Re: TF-IDF, seq2sparse and DataFrame support

Andrew Palumbo Mon, 09 Mar 2015 18:31:08 -0700

I meant would o.a.m.nlp in the spark module be a good place for Gokhan'sseq2sparse implementation to live.


On 03/09/2015 09:07 PM, Pat Ferrel wrote:

Does o.a.m.nlp  in the spark module seem like a good place for this to live?

I think you meant math-scala?

Actually we should rename math to core


On Mar 9, 2015, at 3:15 PM, Andrew Palumbo <ap....@outlook.com> wrote:

Cool- This is great! I think this is really important to have in.

+1 to a pull request for comments.

I have pr#75(https://github.com/apache/mahout/pull/75) open - It has very 
simple TF and TFIDF classes based on lucene's IDF calculation and MLlib's  I 
just got a bad flu and haven't had a chance to push it.  It creates an 
o.a.m.nlp package in mahout-math. I will push that as soon as i can in case you 
want to use them.

Does o.a.m.nlp  in the spark module seem like a good place for this to live?

Those classes may be of use to you- they're very simple and are intended for 
new document vectorization once the legacy deps are removed from the spark 
module.  They also might make interoperability with easier.

One thought having not been able to look at this too closely yet.

//do we need do calculate df-vector?

1.  We do need a document frequency map or vector to be able to calculate the 
IDF terms when vectorizing a new document outside of the original corpus.




On 03/09/2015 05:10 PM, Pat Ferrel wrote:

Ah, you are doing all the lucene analyzer, ngrams and other tokenizing, nice.

On Mar 9, 2015, at 2:07 PM, Pat Ferrel <p...@occamsmachete.com> wrote:

Ah I found the right button in Github no PR necessary.

On Mar 9, 2015, at 1:55 PM, Pat Ferrel <p...@occamsmachete.com> wrote:

If you create a PR it’s easier to see what was changed.

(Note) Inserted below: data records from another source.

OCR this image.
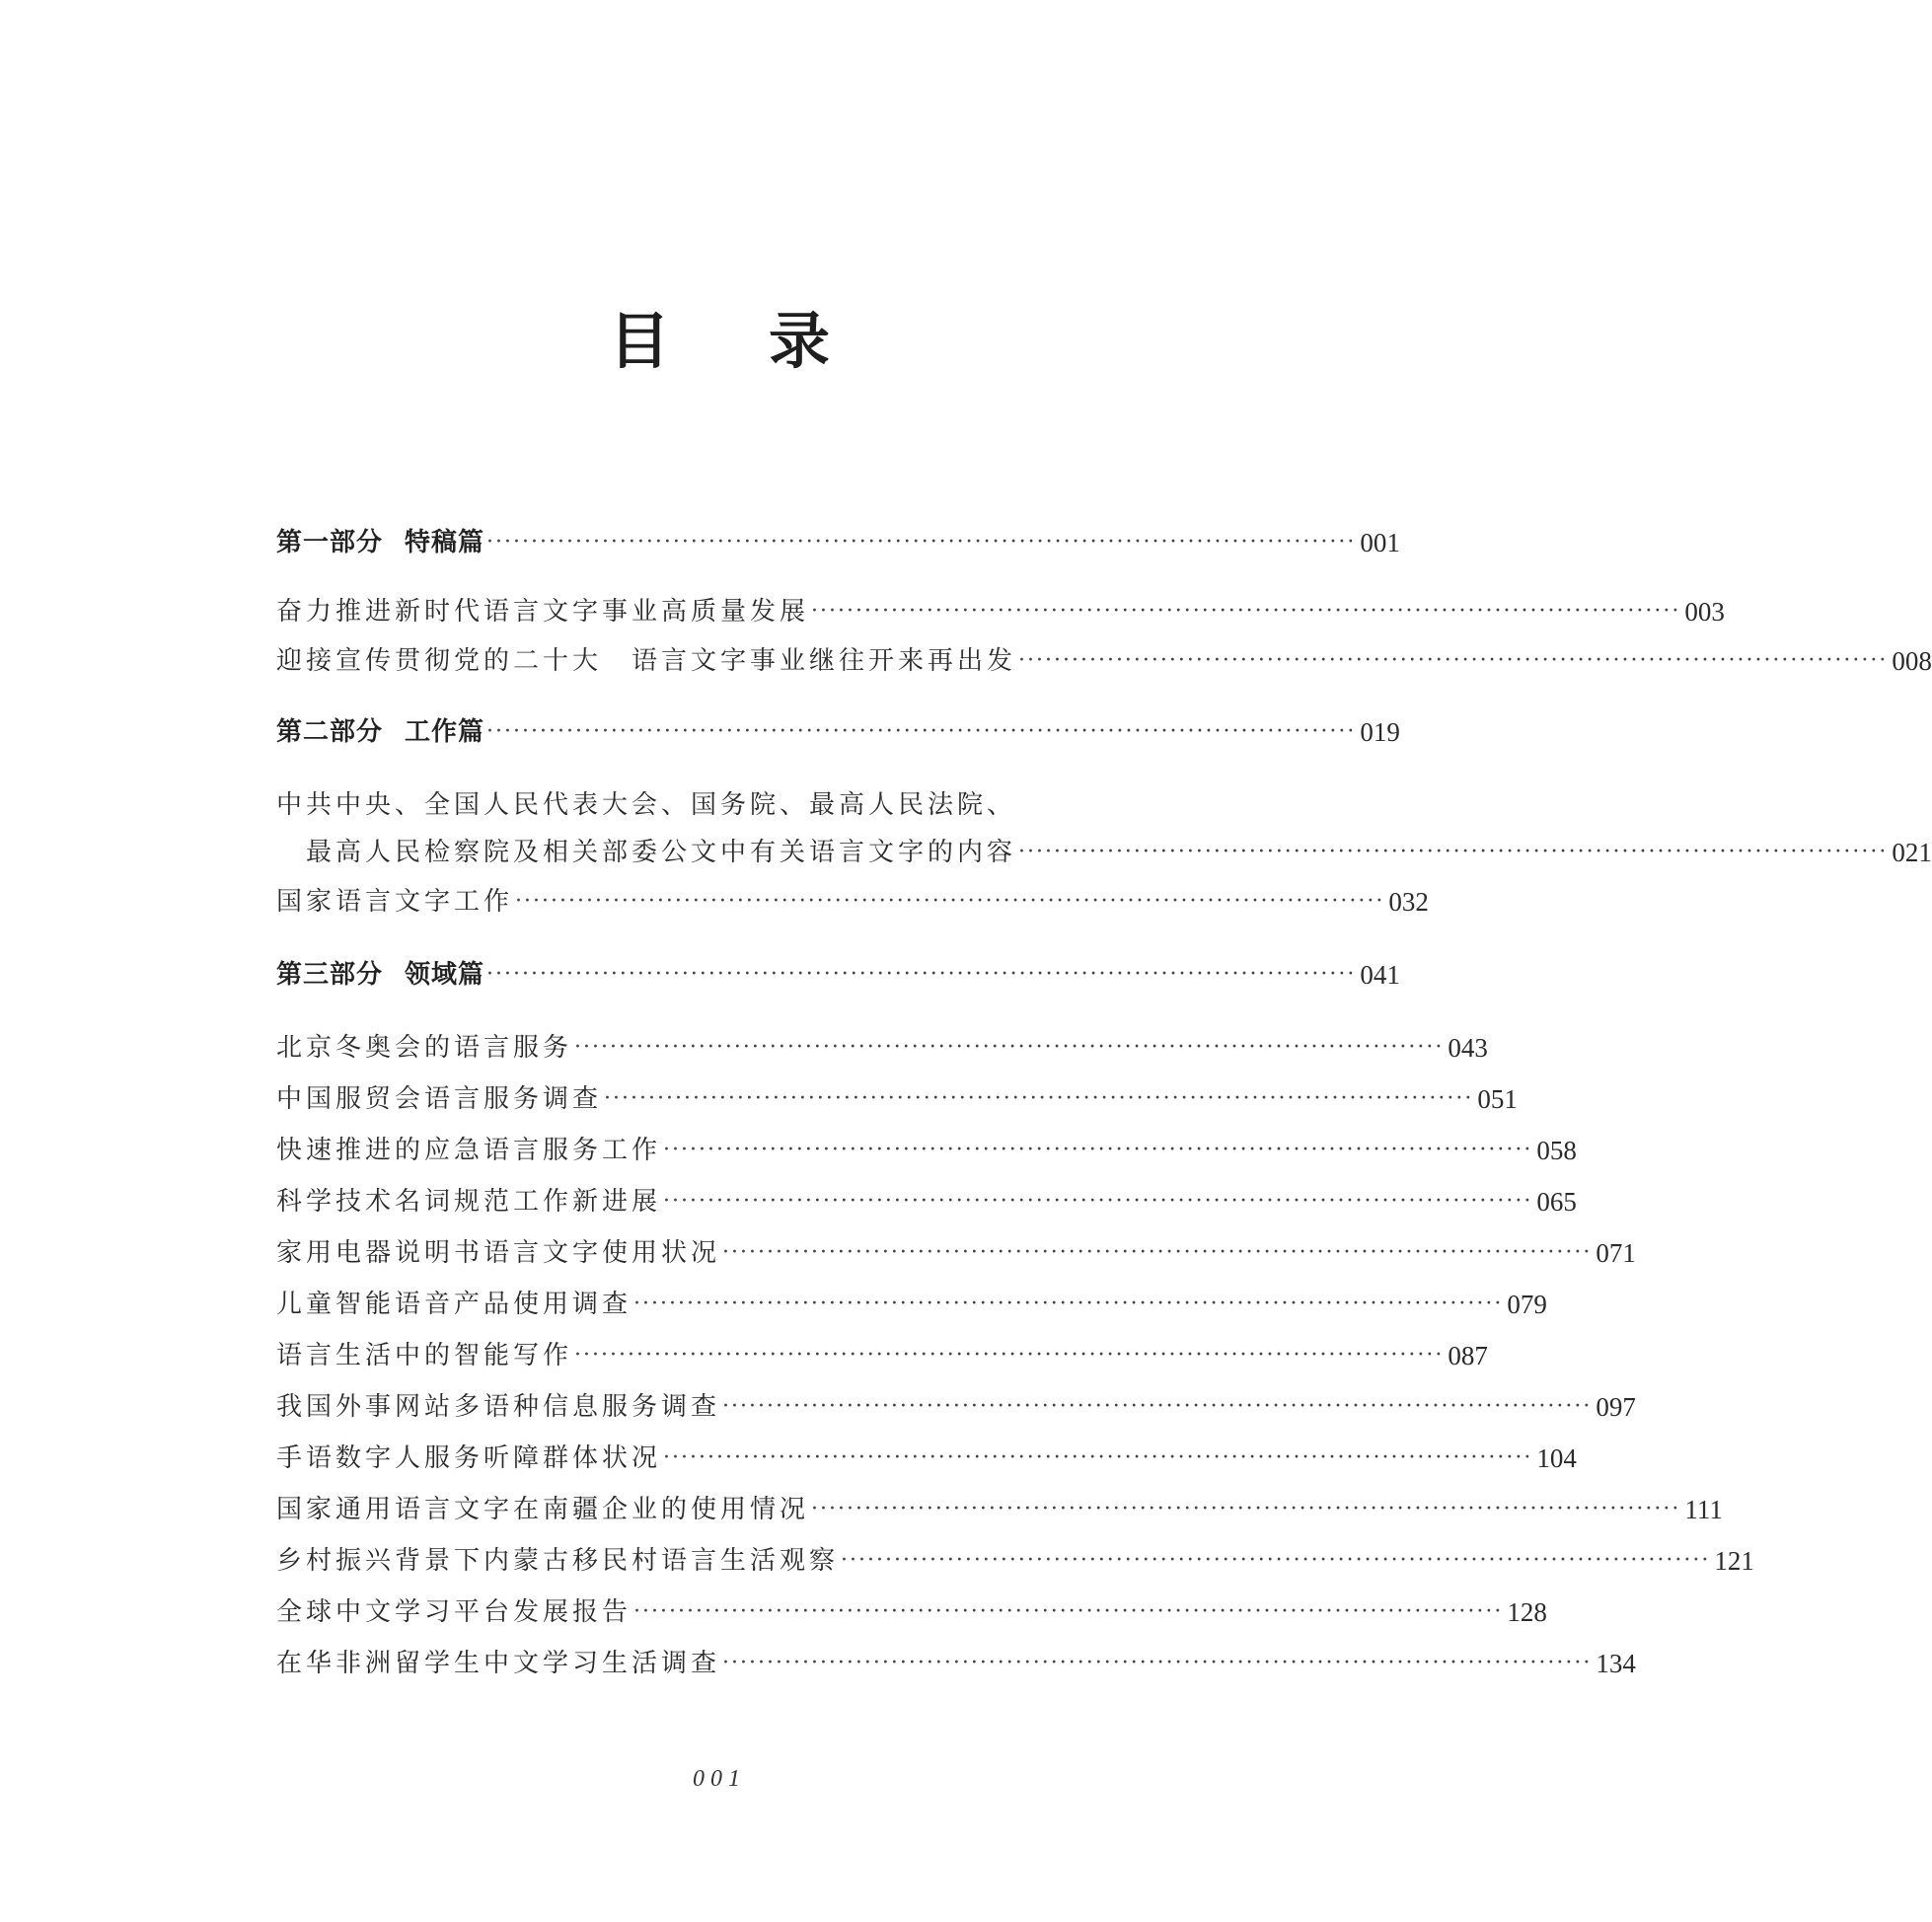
目录
第一部分 特稿篇 ·································································································· 001
奋力推进新时代语言文字事业高质量发展 ·································································································· 003
迎接宣传贯彻党的二十大　语言文字事业继往开来再出发 ·································································································· 008
第二部分 工作篇 ·································································································· 019
中共中央、全国人民代表大会、国务院、最高人民法院、
最高人民检察院及相关部委公文中有关语言文字的内容 ·································································································· 021
国家语言文字工作 ·································································································· 032
第三部分 领域篇 ·································································································· 041
北京冬奥会的语言服务 ·································································································· 043
中国服贸会语言服务调查 ·································································································· 051
快速推进的应急语言服务工作 ·································································································· 058
科学技术名词规范工作新进展 ·································································································· 065
家用电器说明书语言文字使用状况 ·································································································· 071
儿童智能语音产品使用调查 ·································································································· 079
语言生活中的智能写作 ·································································································· 087
我国外事网站多语种信息服务调查 ·································································································· 097
手语数字人服务听障群体状况 ·································································································· 104
国家通用语言文字在南疆企业的使用情况 ·································································································· 111
乡村振兴背景下内蒙古移民村语言生活观察 ·································································································· 121
全球中文学习平台发展报告 ·································································································· 128
在华非洲留学生中文学习生活调查 ·································································································· 134
001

Wouldn’t it be better to read in files from a directory assigning doc-id = 
filename and term-ids = terms or are their still Hadoop pipeline tools that are 
needed to create the sequence files? This sort of mimics the way Spark reads 
SchemaRDDs from Json files.

BTW this can also be done with a new reader trait on the IndexedDataset. It will give 
you two bidirectional maps (BiMap) and a DrmLike[Int]. One BiMap gives any String 
<-> Int for rows, the other does the same for columns (text tokens). This would 
be a few lines of code since the string mapping and DRM creation is already written, 
The only thing to do would be map the doc/row ids to filenames. This allows you to 
take the non-int doc ids out of the DRM and replace them with a map. Not based on a 
Spark dataframe yet probably will be.

On Mar 9, 2015, at 11:12 AM, Gokhan Capan <gkhn...@gmail.com> wrote:

So, here is a sketch of a Spark implementation of seq2sparse, returning a
(matrix:DrmLike, dictionary:Map):

https://github.com/gcapan/mahout/tree/seq2sparse

Although it should be possible, I couldn't manage to make it process
non-integer document ids. Any fix would be appreciated. There is a simple
test attached, but I think there is more to do in terms of handling all
parameters of the original seq2sparse implementation.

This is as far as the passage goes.